Emerging market equities hold up despite falling confidence

China bicyclesAppetite for emerging market equities shows no sign of diminishing even though investor confidence in Europe and Asia has fallen below an

important watermark, data suggest.

State Street’s Investor Confidence Index, which analyses buying and selling patterns of institutional investors rather than gauging their opinions, has fallen back below 100 in Europe and Asia. A level of 100 means investors neither increase nor decrease their long-term allocation to risky assets.

Despite the fall in confidence and risk appetite, Paul O’Connell, senior researcher at State Street Global Markets and a co-developer of the State Street Investor Confidence Index, says that while investors have been quick to sell emerging market bonds, there is no evidence yet that their appetite for emerging markets equities is waning.

“We also note that flows to countries less exposed on the current account deficit side, such as China and South Korea, have been relatively strong,” he says.

State Street’s Investor Confidence Index globally fell to 105.1 in August, down 2.6 points from July.

But European investor confidence fell by 8.2 to 97.1 points, while Asian confidence fell by 7.6 to 93 points. 

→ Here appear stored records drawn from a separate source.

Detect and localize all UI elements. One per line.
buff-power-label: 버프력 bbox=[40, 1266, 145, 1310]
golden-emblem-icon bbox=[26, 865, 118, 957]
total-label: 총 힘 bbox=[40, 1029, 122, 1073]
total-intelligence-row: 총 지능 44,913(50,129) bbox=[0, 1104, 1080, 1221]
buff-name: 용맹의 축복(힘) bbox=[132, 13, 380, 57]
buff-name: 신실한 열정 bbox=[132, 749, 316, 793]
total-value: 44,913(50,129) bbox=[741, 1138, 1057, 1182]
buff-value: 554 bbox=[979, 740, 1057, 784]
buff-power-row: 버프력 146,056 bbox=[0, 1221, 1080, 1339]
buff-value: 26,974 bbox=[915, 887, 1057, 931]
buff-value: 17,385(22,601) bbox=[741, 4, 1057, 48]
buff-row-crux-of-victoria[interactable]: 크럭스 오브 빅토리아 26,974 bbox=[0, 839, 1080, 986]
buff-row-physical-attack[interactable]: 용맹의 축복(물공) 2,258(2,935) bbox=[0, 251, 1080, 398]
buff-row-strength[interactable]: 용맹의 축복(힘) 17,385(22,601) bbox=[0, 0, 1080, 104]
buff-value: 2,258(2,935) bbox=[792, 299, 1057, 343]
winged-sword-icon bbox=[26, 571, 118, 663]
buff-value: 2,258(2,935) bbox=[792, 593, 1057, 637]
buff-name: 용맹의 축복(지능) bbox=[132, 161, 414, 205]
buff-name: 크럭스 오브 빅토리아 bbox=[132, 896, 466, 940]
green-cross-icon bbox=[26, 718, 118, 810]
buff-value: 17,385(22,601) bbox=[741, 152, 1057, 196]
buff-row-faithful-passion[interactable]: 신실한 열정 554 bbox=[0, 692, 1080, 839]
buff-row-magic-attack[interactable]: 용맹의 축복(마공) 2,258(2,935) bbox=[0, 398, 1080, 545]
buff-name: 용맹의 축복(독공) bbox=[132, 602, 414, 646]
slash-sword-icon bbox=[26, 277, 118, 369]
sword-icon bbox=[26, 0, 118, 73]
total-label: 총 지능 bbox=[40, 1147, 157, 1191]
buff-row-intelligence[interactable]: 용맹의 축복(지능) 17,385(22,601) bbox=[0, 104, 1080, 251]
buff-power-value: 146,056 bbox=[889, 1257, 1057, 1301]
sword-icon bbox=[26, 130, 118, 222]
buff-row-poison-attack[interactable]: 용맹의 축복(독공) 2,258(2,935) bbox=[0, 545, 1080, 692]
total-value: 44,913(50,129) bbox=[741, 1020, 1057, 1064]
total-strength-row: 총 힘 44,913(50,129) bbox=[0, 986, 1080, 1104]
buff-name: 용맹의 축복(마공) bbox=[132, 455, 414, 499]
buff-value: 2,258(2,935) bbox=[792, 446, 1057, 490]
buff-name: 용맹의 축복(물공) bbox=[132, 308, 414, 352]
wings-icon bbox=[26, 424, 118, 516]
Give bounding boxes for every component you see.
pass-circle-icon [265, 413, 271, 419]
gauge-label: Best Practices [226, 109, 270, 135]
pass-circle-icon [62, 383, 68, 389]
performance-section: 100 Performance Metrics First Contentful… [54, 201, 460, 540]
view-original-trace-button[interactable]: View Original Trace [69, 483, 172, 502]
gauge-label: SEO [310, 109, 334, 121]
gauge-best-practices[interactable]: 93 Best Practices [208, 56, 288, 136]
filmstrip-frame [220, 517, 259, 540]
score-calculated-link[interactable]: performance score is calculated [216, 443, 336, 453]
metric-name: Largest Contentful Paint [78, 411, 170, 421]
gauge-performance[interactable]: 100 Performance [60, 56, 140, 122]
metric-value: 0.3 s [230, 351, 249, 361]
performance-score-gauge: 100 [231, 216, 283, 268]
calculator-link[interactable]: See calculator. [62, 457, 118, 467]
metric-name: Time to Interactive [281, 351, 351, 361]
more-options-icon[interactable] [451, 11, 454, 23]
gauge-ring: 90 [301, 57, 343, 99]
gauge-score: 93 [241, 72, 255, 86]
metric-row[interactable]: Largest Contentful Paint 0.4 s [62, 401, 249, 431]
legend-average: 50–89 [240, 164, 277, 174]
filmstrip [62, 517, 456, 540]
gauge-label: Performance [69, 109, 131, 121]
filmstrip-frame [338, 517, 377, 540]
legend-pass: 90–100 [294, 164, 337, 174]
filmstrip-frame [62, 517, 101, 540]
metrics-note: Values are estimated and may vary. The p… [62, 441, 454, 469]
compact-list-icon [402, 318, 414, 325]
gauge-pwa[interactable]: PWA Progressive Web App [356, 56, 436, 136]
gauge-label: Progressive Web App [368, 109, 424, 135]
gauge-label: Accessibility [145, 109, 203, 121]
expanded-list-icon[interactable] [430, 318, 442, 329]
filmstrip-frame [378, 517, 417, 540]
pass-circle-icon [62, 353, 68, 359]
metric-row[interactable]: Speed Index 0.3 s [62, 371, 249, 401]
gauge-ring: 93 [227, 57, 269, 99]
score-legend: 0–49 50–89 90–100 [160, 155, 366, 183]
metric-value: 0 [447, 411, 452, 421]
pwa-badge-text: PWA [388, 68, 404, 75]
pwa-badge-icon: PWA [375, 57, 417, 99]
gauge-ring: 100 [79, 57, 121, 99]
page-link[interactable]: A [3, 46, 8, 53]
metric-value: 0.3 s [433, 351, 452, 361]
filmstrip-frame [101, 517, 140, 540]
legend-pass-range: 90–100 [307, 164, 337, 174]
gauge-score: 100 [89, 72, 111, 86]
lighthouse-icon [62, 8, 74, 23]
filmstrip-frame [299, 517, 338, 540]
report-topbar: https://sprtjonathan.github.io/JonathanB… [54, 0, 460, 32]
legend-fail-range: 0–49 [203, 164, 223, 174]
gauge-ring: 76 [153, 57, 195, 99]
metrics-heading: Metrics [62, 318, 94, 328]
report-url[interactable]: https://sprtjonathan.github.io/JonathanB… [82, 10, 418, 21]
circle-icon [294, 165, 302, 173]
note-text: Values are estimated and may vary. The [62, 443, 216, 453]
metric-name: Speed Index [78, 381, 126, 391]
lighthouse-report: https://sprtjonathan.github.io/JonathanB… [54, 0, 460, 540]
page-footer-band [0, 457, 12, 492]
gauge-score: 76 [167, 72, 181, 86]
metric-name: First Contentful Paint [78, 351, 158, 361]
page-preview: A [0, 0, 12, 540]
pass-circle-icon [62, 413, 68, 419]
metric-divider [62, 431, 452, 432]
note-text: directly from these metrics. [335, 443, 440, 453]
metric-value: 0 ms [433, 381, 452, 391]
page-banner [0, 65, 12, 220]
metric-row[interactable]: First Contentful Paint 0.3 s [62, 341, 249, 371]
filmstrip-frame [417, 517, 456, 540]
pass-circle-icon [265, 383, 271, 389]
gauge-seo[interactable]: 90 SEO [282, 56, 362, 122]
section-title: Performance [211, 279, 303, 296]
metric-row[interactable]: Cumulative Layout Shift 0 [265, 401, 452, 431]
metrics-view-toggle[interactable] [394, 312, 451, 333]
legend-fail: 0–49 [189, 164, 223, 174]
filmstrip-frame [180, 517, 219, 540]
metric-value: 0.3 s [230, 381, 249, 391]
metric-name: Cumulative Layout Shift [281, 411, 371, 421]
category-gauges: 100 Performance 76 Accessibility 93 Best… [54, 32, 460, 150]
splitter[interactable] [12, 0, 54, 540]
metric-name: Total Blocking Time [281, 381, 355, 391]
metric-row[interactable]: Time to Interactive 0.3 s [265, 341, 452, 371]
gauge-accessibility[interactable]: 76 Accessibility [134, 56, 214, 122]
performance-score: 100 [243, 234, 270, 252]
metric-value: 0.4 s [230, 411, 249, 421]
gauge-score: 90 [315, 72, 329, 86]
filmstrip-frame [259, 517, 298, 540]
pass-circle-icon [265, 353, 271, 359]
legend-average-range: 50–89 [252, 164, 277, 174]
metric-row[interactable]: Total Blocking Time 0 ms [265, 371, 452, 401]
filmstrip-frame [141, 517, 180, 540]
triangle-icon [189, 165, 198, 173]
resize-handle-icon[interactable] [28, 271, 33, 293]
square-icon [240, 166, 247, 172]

Though North American investors also became “somewhat more conservative”, they remained above 100 with a decline of 1.5 to 112.5 points.

However, this is not the first time that the index has fallen below 100. Levels below 100 in Asia, Europe and North America have been persistent since at least January 2012

Kenneth Froot, Harvard University professor and also a co-developer of the index, says the stance on risk is broadly maintained.

“Notwithstanding the turbulence in markets witnessed this month, especially in some emerging markets, institutional investors have broadly maintained their stance on risk, with only a modest pull-back seen in the global index.”

But O’Connell says: “Outside of North America, we observe some renewed caution, especially in Asia.

“The pressure exerted on the currencies of large current-account deficit countries—notably Brazil and India—has certainly put a dent in confidence.”